A US military spokesman said five locations from which mortar or rocket attacks had been launched on the coalition’s administrative headquarters were targeted in the air raids.
  
“These targets were struck using an aerial platform with 105 mm cannon fire and 40 mm gunfire,” the spokesman said.
  
“These locations may be abandoned buildings, they may be overgrown. The coalition needs to make sure that its soldiers are safe and cannot be threatened by mortar and rocket attacks,” the spokesman added.
  
Brigadier General Martin Dempsey, commanding general of the US 1st Armoured Division, said the forces had also conducted a raid on the home of a man suspected of storing illegal weapons.
  
The supect was captured and a dozen rocket-propelled grenade launchers were seized along with two rifles.
  
“Throughout this operation we are communicating with the Iraqi people to let them know that these combat operations are being executed on their behalf, for it is only in a safe and secure environment that they can achieve the kind of life they deserve,” said Dempsey.

The US-led forces have embraced a tough approach in Iraq in recent days, calling in air support and bombarding suspected safe houses and bomb factories.

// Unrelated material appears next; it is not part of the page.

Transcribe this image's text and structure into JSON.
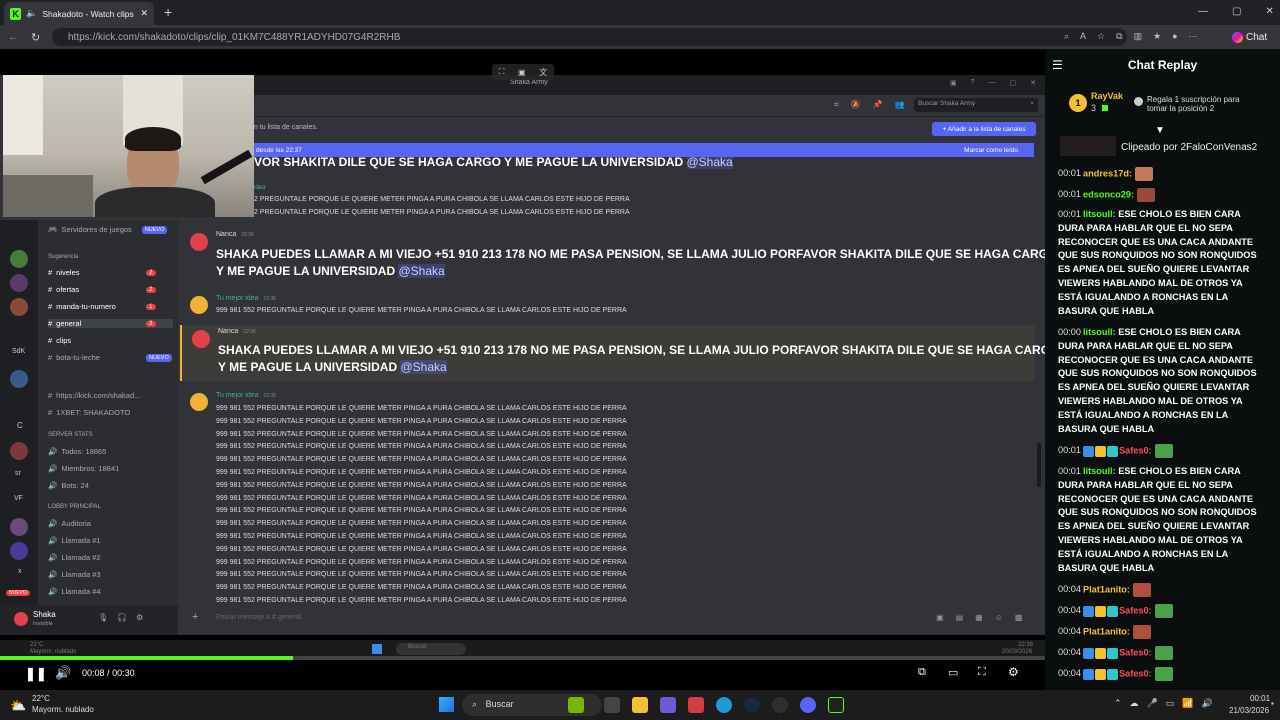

On 13 November, an AC-130 Hercules gunship was used against a hiding place used by anti-US insurgents in the southern suburb of Dora.
  
Operation Iron Hammer

The US spokesman said Tuesday’s raids were part of Operation Iron Hammer, a massive military offensive launched in and around Baghdad on 12 November. 
  

Tikrit has borne the brunt  ofbombardment
Tikrit has borne the brunt  ofbombardment

Tikrit has borne the brunt  of
bombardment

“It is basically no different than in the previous phases of the operation. It’s just the case that it’s closer into the centre,” he said.
  
In Saddam Hussein’s hometown of Tikrit, US forces pounded positions used by fighters for a third consecutive night late on Tuesday in another show of strength.
  
A platoon positioned itself in a dusty field outside the town, to fire mortar rounds from atop armoured personnel carriers, flanked by combat tanks.
  
“We are claiming the ground the enemy used in the past,” said Lieutenant Colin Crow, the commander of the mortar platoon from the 4th Infantry Division’s 1-22 battalion.
  
“The enemy will think twice about using that terrain again, knowing we can hit it with indirect fire.”

Commander defends tactics

Another senior US commander defended the new get-tough tactics Tuesday. “Now it’s no holds barred. We use whatever weapons that are necessary to take the fight to the enemy,” said Major General Charles Swannack, whose 82nd Airborne Division patrols Al-Anbar province west of the capital, another hotbed of anti-US insurgency.
  
The general insisted that with the accuracy of modern weaponry, there was minimal danger of collateral damage.
  
But analysts warned the use of such massive firepower in the heart of the capital risked alienating the very people whose support the coalition professed to seek to win.